No management is required is incorrect. Hormone replacement therapy should be offered to all women with premature ovarian failure, not only to treat symptoms of low oestrogen but also to protect bone mineral density.

This patient has a uterus. She, therefore, must not receive oestrogen-only hormone replacement therapy. Unopposed oestrogen will lead the uterine lining to proliferate, increasing the risk of endometrial cancer.

The progestogen-only pill alone is inadequate treatment. Oestrogen is needed to treat symptoms of low oestrogen (such as hot flushes) and to promote bone mineral density. Progesterone is added to oppose oestrogen and reduce the risk of endometrial cancer.

20
Q

A 38-year-old woman complains that she is experiencing hot flushes and has not had a period for the past five months. She is worried that she going through an ‘early menopause’.

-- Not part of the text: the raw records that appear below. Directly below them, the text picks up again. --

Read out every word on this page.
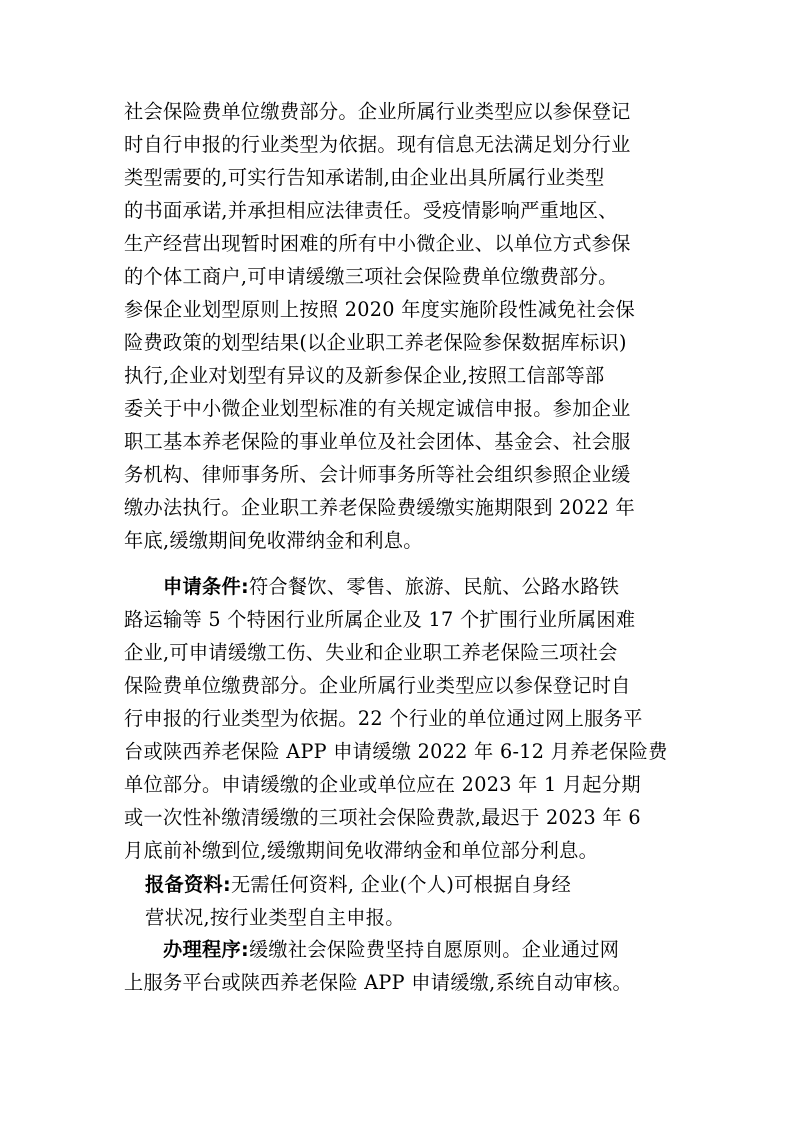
社会保险费单位缴费部分。企业所属行业类型应以参保登记
时自行申报的行业类型为依据。现有信息无法满足划分行业
类型需要的,可实行告知承诺制,由企业出具所属行业类型
的书面承诺,并承担相应法律责任。受疫情影响严重地区、
生产经营出现暂时困难的所有中小微企业、以单位方式参保
的个体工商户,可申请缓缴三项社会保险费单位缴费部分。
参保企业划型原则上按照 2020 年度实施阶段性减免社会保
险费政策的划型结果(以企业职工养老保险参保数据库标识)
执行,企业对划型有异议的及新参保企业,按照工信部等部
委关于中小微企业划型标准的有关规定诚信申报。参加企业
职工基本养老保险的事业单位及社会团体、基金会、社会服
务机构、律师事务所、会计师事务所等社会组织参照企业缓
缴办法执行。企业职工养老保险费缓缴实施期限到 2022 年
年底,缓缴期间免收滞纳金和利息。
申请条件:符合餐饮、零售、旅游、民航、公路水路铁
路运输等 5 个特困行业所属企业及 17 个扩围行业所属困难
企业,可申请缓缴工伤、失业和企业职工养老保险三项社会
保险费单位缴费部分。企业所属行业类型应以参保登记时自
行申报的行业类型为依据。22 个行业的单位通过网上服务平
台或陕西养老保险 APP 申请缓缴 2022 年 6-12 月养老保险费
单位部分。申请缓缴的企业或单位应在 2023 年 1 月起分期
或一次性补缴清缓缴的三项社会保险费款,最迟于 2023 年 6
月底前补缴到位,缓缴期间免收滞纳金和单位部分利息。
报备资料:无需任何资料, 企业(个人)可根据自身经
营状况,按行业类型自主申报。
办理程序:缓缴社会保险费坚持自愿原则。企业通过网
上服务平台或陕西养老保险 APP 申请缓缴,系统自动审核。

What is the most appropriate investigation to diagnose premature ovarian failure?

Progesterone level
Ovarian ultrasound
Follicle stimulating hormone level
Serial measurement of basal body temperature
Oestrogen level

A

Follicle stimulating hormone level

Follicle stimulating hormone (FSH) level is raised significantly in menopausal patients. Test FSH to confirm menopause

Follicle stimulating hormone (FSH) and luteinising hormone (LH) are gonadotropins released from the anterior pituitary into the blood. Gonadotropins act on the ovaries to stimulate the growth and maturation of the follicle. The levels of circulating FSH and LH are regulated through negative feedback to the hypothalamus by steroid hormones produced by the ovaries. At menopause (and in premature ovarian failure), ovarian function ceases, leading to high levels of FSH due to the removal of the negative feedback mechanisms.